Artikel 1 Onderwerp en toepassingsgebied

Met het oog op de bestrijding van illegale immigratie verbiedt deze richtlijn de tewerkstelling van illegaal verblijvende onderdanen van derde landen. Met het oog hierop worden in de richtlijn gemeenschappelijke minimumnormen inzake sancties en maatregelen vastgesteld die in de lidstaten worden toegepast op werkgevers die dat verbod overtreden.

Artikel 2 Definities

Voor de specifieke doeleinden van deze richtlijn wordt verstaan onder:

a) „onderdaan van een derde land” :
eenieder die geen burger van de Unie is in de zin van artikel 17, lid 1, van het Verdrag en die geen persoon is die onder het Gemeenschapsrecht inzake vrij verkeer valt, als bepaald in artikel 2, lid 5, van de Schengengrenscode;
b) „illegaal verblijvende onderdaan van een derde land” :
een onderdaan van een derde land die aanwezig is op het grondgebied van een lidstaat en die niet of niet langer voldoet aan de voorwaarden voor verblijf of vestiging in die lidstaat;
c) „tewerkstelling” :
het verrichten van activiteiten die bestaan uit om het even welke vorm van arbeid of werk die door nationale wetgeving of overeenkomstig de gevestigde praktijk is geregeld, voor of onder leiding en/of toezicht van een werkgever;
d) „illegale tewerkstelling” :
tewerkstelling van een illegaal verblijvende onderdaan van een derde land;
e) „werkgever” :
een natuurlijk persoon of een rechtspersoon, uitzendondernemingen daaronder begrepen, voor of onder wiens leiding en/of toezicht de tewerkstelling plaatsvindt;
f) „onderaannemer” :
een natuurlijk persoon of een rechtspersoon aan wie de gehele of gedeeltelijke uitvoering van de verplichtingen van een voorafgaande overeenkomst is toegewezen;
g) „rechtspersoon” :
iedere juridische entiteit die deze hoedanigheid krachtens het toepasselijke nationale recht bezit, met uitzondering van staten of overheidslichamen in de uitoefening van het overheidsgezag, en van publiekrechtelijke internationale organisaties;
h) „uitzendonderneming” :
iedere natuurlijke of rechtspersoon die, overeenkomstig het nationale recht, een arbeidsovereenkomst of een arbeidsverhouding aangaat met uitzendkrachten teneinde deze ter beschikking te stellen van inlenende ondernemingen om daar onder toezicht en leiding van deze ondernemingen tijdelijk te werken;
i) „arbeidsgerelateerde uitbuiting” :
arbeidsvoorwaarden en -omstandigheden, ook die voortvloeien uit discriminatie op grond van geslacht of anderszins, waarin er een opvallende wanverhouding bestaat in vergelijking met de arbeidsvoorwaarden en -omstandigheden die gelden voor legaal tewerkgestelde werknemers, waardoor bijvoorbeeld de gezondheid en veiligheid van de werknemers in gevaar worden gebracht, en die indruisen tegen de menselijke waardigheid;
j) „loon van illegaal verblijvende onderdanen van derde landen” :
beloning of salaris en alle andere vergoedingen in contanten of in natura, die de werknemer al dan niet rechtstreeks met betrekking tot zijn tewerkstelling ontvangt van zijn werkgever en die gelijkwaardig zijn aan wat vergelijkbare, in een legale arbeidsverhouding tewerkgestelde, werknemers zouden hebben ontvangen.

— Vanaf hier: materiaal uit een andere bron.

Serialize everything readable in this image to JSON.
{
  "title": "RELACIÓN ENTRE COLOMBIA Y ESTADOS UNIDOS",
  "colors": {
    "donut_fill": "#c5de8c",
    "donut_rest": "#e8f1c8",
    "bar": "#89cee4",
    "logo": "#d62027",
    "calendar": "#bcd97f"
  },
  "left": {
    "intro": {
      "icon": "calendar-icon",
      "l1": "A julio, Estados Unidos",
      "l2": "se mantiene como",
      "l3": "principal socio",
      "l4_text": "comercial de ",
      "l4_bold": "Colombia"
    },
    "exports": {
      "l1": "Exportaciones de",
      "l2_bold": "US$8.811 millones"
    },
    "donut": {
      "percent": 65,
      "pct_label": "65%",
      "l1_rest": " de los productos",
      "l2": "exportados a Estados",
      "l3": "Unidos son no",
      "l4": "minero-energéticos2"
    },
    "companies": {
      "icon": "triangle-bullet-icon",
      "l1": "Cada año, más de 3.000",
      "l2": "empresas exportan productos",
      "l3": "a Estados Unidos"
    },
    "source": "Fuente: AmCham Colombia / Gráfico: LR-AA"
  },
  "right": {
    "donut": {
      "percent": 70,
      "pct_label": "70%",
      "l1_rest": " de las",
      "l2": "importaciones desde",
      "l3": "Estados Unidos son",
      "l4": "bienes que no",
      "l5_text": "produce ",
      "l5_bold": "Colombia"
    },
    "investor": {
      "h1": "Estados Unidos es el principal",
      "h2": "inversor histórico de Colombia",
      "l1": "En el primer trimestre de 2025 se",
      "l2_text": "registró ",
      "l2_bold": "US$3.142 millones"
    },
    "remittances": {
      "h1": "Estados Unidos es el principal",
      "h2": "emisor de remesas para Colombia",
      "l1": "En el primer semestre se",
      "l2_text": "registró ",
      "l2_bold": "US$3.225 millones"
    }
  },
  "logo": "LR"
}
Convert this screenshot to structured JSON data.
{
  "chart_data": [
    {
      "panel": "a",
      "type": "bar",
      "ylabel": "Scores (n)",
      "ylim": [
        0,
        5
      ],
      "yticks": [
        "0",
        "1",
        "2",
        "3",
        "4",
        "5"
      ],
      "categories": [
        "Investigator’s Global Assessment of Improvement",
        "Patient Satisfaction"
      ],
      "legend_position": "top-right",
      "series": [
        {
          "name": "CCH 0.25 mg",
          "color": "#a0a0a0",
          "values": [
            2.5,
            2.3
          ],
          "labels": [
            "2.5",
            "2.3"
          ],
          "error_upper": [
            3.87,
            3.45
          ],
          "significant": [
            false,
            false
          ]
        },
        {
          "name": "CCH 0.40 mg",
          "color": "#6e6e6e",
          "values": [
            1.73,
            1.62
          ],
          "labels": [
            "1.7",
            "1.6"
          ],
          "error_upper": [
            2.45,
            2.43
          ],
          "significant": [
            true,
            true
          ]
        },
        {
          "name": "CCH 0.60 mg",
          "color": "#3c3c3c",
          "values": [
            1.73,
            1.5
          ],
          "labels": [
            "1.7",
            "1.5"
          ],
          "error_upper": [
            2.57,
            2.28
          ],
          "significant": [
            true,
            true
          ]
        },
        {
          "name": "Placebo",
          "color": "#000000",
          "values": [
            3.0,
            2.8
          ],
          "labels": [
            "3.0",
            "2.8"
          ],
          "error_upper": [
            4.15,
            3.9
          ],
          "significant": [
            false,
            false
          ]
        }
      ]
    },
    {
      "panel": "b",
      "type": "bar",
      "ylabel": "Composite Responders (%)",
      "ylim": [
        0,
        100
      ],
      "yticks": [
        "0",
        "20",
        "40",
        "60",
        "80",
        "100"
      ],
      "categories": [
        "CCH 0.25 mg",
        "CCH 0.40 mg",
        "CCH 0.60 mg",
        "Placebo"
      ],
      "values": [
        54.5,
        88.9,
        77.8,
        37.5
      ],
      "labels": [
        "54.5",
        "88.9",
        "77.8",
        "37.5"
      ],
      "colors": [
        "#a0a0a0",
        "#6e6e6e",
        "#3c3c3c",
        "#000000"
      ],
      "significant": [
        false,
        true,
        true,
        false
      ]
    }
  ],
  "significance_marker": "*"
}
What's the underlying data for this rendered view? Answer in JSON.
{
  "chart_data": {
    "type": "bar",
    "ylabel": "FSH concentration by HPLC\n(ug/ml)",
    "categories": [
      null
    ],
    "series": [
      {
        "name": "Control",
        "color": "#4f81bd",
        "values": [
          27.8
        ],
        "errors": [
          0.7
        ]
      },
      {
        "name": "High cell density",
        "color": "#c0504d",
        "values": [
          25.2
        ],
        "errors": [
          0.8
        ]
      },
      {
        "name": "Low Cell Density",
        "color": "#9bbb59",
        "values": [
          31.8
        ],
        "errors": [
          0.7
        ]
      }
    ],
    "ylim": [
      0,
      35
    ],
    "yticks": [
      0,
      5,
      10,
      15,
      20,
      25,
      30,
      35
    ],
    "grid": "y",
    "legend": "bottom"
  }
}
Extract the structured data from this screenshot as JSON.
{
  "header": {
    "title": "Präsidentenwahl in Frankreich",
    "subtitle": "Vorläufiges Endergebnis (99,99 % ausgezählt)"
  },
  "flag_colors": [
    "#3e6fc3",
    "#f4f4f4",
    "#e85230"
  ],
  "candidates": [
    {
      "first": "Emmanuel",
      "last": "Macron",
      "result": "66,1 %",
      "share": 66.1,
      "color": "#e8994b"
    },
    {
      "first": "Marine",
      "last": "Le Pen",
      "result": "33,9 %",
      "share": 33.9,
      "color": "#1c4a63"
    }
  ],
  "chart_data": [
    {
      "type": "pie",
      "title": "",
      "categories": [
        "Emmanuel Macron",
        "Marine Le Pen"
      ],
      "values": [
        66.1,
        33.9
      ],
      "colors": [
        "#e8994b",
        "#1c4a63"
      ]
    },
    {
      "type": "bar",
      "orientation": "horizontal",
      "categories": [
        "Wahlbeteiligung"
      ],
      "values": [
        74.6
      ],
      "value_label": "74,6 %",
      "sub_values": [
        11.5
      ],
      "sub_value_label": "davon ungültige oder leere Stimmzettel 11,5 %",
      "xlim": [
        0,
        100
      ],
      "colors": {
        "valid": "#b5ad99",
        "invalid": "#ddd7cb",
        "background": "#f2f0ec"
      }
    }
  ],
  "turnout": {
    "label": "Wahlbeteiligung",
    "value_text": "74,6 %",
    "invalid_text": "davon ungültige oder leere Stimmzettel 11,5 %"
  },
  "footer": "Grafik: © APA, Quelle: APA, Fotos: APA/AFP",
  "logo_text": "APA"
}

Artikel 3 Verbod op illegale tewerkstelling

1.

De lidstaten verbieden de tewerkstelling van illegaal verblijvende onderdanen van derde landen.

2.

Inbreuken op dit verbod worden bestraft met de in deze richtlijn vastgestelde sancties en maatregelen.

3.

Een lidstaat kan beslissen om het in lid 1 bepaalde verbod niet toe te passen op de tewerkstelling van illegaal verblijvende onderdanen van derde landen van wie de verwijdering is uitgesteld en die overeenkomstig het nationale recht mogen werken.

Artikel 4 Verplichtingen van werkgevers

1.

De lidstaten verplichten de werkgevers:

  1. van onderdanen van derde landen te eisen dat zij voor de aanvang van hun werkzaamheden een geldige verblijfsvergunning of andere machtiging tot verblijf bezitten en aan de werkgever voorleggen;

  2. ten minste voor de duur van de tewerkstelling een afschrift of de gegevens van de verblijfsvergunning of andere verblijfsmachtiging beschikbaar te houden voor eventuele inspectie door de bevoegde instanties van de lidstaten;

  3. de door de lidstaten aangewezen bevoegde instanties, binnen een door iedere lidstaat te bepalen termijn, in kennis te stellen van de aanvang van de tewerkstelling van onderdanen van derde landen.

2.

De lidstaten kunnen, indien de werkgever een natuurlijk persoon is en de tewerkstelling persoonlijke doelen dient, een vereenvoudigde procedure van kennisgeving overeenkomstig lid 1, onder c), vastleggen.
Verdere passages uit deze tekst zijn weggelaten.